André e Carol estavam de saída e me levaram para casa. André ainda se desculpou pelo amigo, como se fosse culpa dele o cara ser um ridículo. Desconfio que Carol pegou o último cara gato com caráter, e Lídia pegou o penúltimo. A nós, que sobramos, nos restam caras feios e caras gatos que se acham, como esse tal de Emílio. Deus me ajude para que eu nunca mais o veja! Fico feliz que os últimos restantes foram para duas amigas, sinto certo consolo nisso.
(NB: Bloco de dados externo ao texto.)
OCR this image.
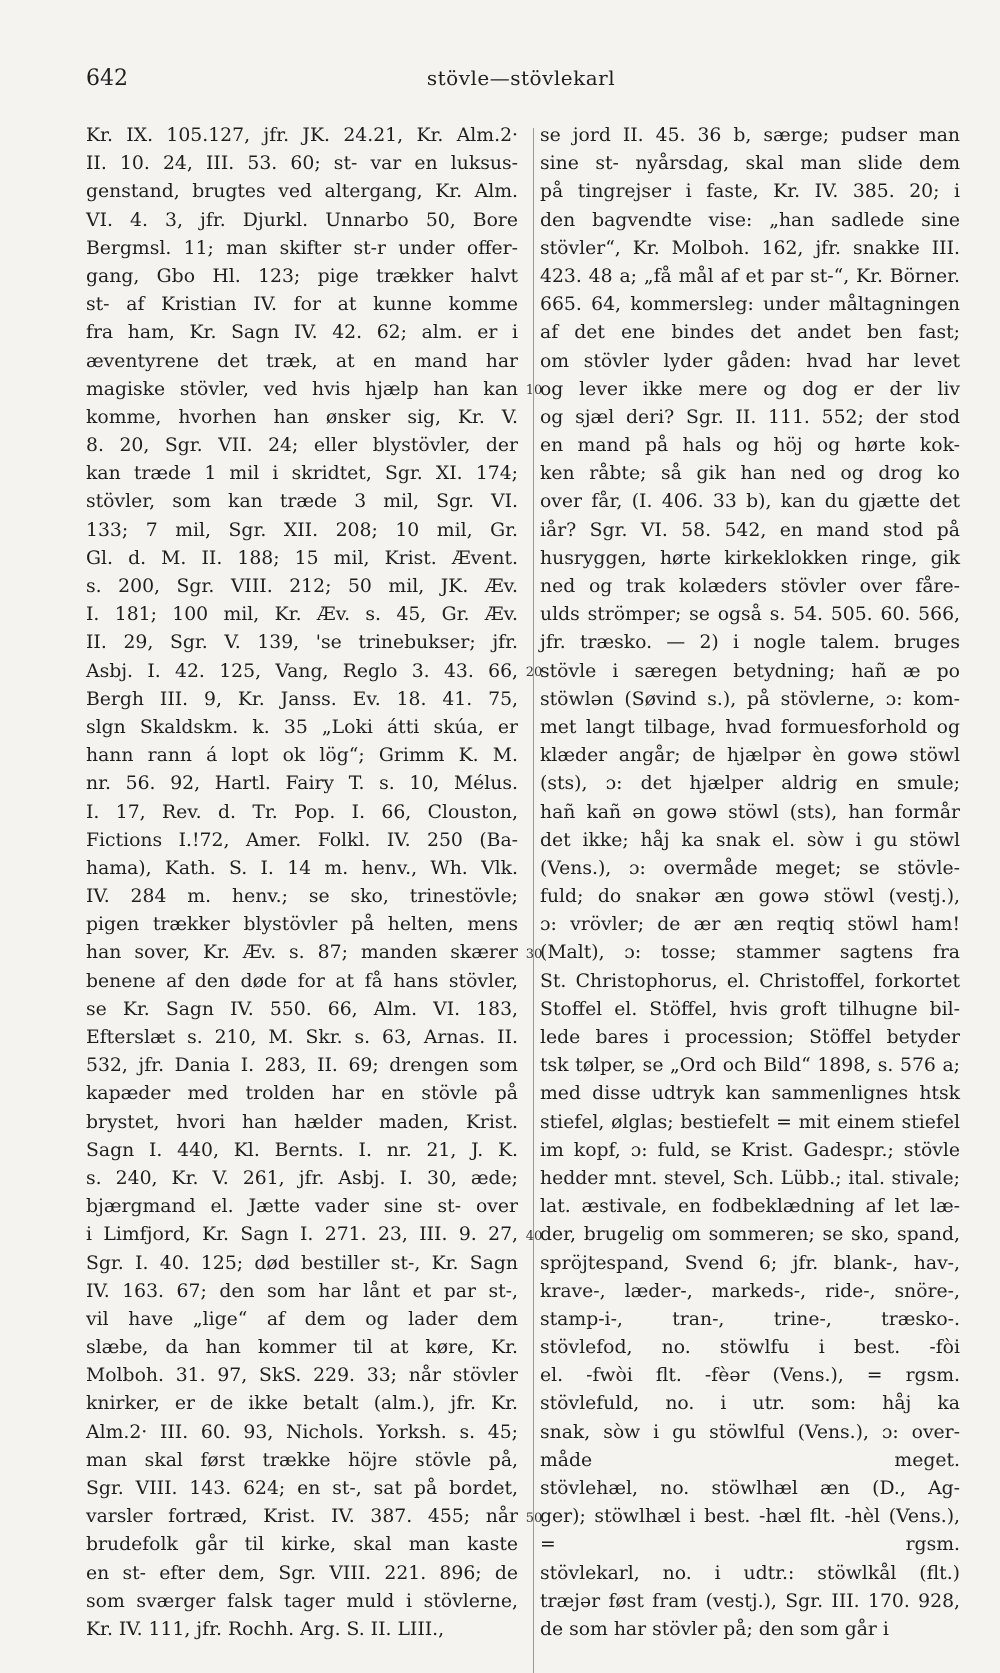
642	stövle—stövlekarl
Kr. IX. 105.127, jfr. JK. 24.21, Kr. Alm.2·
II. 10. 24, III. 53. 60; st- var en luksus-
genstand, brugtes ved altergang, Kr. Alm.
VI. 4. 3, jfr. Djurkl. Unnarbo 50, Bore
Bergmsl. 11; man skifter st-r under offer-
gang, Gbo Hl. 123; pige trækker halvt
st- af Kristian IV. for at kunne komme
fra ham, Kr. Sagn IV. 42. 62; alm. er i
æventyrene det træk, at en mand har
magiske stövler, ved hvis hjælp han kan
komme, hvorhen han ønsker sig, Kr. V.
8. 20, Sgr. VII. 24; eller blystövler, der
kan træde 1 mil i skridtet, Sgr. XI. 174;
stövler, som kan træde 3 mil, Sgr. VI.
133; 7 mil, Sgr. XII. 208; 10 mil, Gr.
Gl. d. M. II. 188; 15 mil, Krist. Ævent.
s. 200, Sgr. VIII. 212; 50 mil, JK. Æv.
I. 181; 100 mil, Kr. Æv. s. 45, Gr. Æv.
II. 29, Sgr. V. 139, 'se trinebukser; jfr.
Asbj. I. 42. 125, Vang, Reglo 3. 43. 66,
Bergh III. 9, Kr. Janss. Ev. 18. 41. 75,
slgn Skaldskm. k. 35 „Loki átti skúa, er
hann rann á lopt ok lög“; Grimm K. M.
nr. 56. 92, Hartl. Fairy T. s. 10, Mélus.
I. 17, Rev. d. Tr. Pop. I. 66, Clouston,
Fictions I.!72, Amer. Folkl. IV. 250 (Ba-
hama), Kath. S. I. 14 m. henv., Wh. Vlk.
IV. 284 m. henv.; se sko, trinestövle;
pigen trækker blystövler på helten, mens
han sover, Kr. Æv. s. 87; manden skærer
benene af den døde for at få hans stövler,
se Kr. Sagn IV. 550. 66, Alm. VI. 183,
Efterslæt s. 210, M. Skr. s. 63, Arnas. II.
532, jfr. Dania I. 283, II. 69; drengen som
kapæder med trolden har en stövle på
brystet, hvori han hælder maden, Krist.
Sagn I. 440, Kl. Bernts. I. nr. 21, J. K.
s. 240, Kr. V. 261, jfr. Asbj. I. 30, æde;
bjærgmand el. Jætte vader sine st- over
i Limfjord, Kr. Sagn I. 271. 23, III. 9. 27,
Sgr. I. 40. 125; død bestiller st-, Kr. Sagn
IV. 163. 67; den som har lånt et par st-,
vil have „lige“ af dem og lader dem
slæbe, da han kommer til at køre, Kr.
Molboh. 31. 97, SkS. 229. 33; når stövler
knirker, er de ikke betalt (alm.), jfr. Kr.
Alm.2· III. 60. 93, Nichols. Yorksh. s. 45;
man skal først trække höjre stövle på,
Sgr. VIII. 143. 624; en st-, sat på bordet,
varsler fortræd, Krist. IV. 387. 455; når
brudefolk går til kirke, skal man kaste
en st- efter dem, Sgr. VIII. 221. 896; de
som sværger falsk tager muld i stövlerne,
Kr. IV. 111, jfr. Rochh. Arg. S. II. LIII.,
se jord II. 45. 36 b, særge; pudser man
sine st- nyårsdag, skal man slide dem
på tingrejser i faste, Kr. IV. 385. 20; i
den bagvendte vise: „han sadlede sine
stövler“, Kr. Molboh. 162, jfr. snakke III.
423. 48 a; „få mål af et par st-“, Kr. Börner.
665. 64, kommersleg: under måltagningen
af det ene bindes det andet ben fast;
om stövler lyder gåden: hvad har levet
og lever ikke mere og dog er der liv
og sjæl deri? Sgr. II. 111. 552; der stod
en mand på hals og höj og hørte kok-
ken råbte; så gik han ned og drog ko
over får, (I. 406. 33 b), kan du gjætte det
iår? Sgr. VI. 58. 542, en mand stod på
husryggen, hørte kirkeklokken ringe, gik
ned og trak kolæders stövler over fåre-
ulds strömper; se også s. 54. 505. 60. 566,
jfr. træsko. — 2) i nogle talem. bruges
stövle i særegen betydning; hañ æ po
stöwlən (Søvind s.), på stövlerne, ɔ: kom-
met langt tilbage, hvad formuesforhold og
klæder angår; de hjælpər èn gowə stöwl
(sts), ɔ: det hjælper aldrig en smule;
hañ kañ ən gowə stöwl (sts), han formår
det ikke; håj ka snak el. sòw i gu stöwl
(Vens.), ɔ: overmåde meget; se stövle-
fuld; do snakər æn gowə stöwl (vestj.),
ɔ: vrövler; de ær æn reqtiq stöwl ham!
(Malt), ɔ: tosse; stammer sagtens fra
St. Christophorus, el. Christoffel, forkortet
Stoffel el. Stöffel, hvis groft tilhugne bil-
lede bares i procession; Stöffel betyder
tsk tølper, se „Ord och Bild“ 1898, s. 576 a;
med disse udtryk kan sammenlignes htsk
stiefel, ølglas; bestiefelt = mit einem stiefel
im kopf, ɔ: fuld, se Krist. Gadespr.; stövle
hedder mnt. stevel, Sch. Lübb.; ital. stivale;
lat. æstivale, en fodbeklædning af let læ-
der, brugelig om sommeren; se sko, spand,
spröjtespand, Svend 6; jfr. blank-, hav-,
krave-, læder-, markeds-, ride-, snöre-,
stamp-i-, tran-, trine-, træsko-.
stövlefod, no. stöwlfu i best. -fòi
el. -fwòi flt. -fèər (Vens.), = rgsm.
stövlefuld, no. i utr. som: håj ka
snak, sòw i gu stöwlful (Vens.), ɔ: over-
måde meget.
stövlehæl, no. stöwlhæl æn (D., Ag-
ger); stöwlhæl i best. -hæl flt. -hèl (Vens.),
= rgsm.
stövlekarl, no. i udtr.: stöwlkål (flt.)
træjər føst fram (vestj.), Sgr. III. 170. 928,
de som har stövler på; den som går i
10
20
30
40
50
Volto os olhos para o Instagram e penso: se Crew for mau-caráter, pelo menos a beleza compensaria. E nós dois poderíamos ter uma noite tórrida nas praias da Santa Bárbara, onde ele mora. Eu ficaria satisfeita e voltaria para casa absolutamente tranquila em ser a tia que faz crochê e conta histórias picantes sobre um certo romance nas areias brancas da Califórnia.
No mundo real onde vivo, infelizmente Crew não sabe que existo. Ele é um roqueiro e modelo inglês que vive nos Estados Unidos e não faz a menor ideia de que nutro uma paixão platônica por ele, apesar de eu curtir e comentar em todas as suas fotos, sem exceção. Será que eu preciso de ajuda médica?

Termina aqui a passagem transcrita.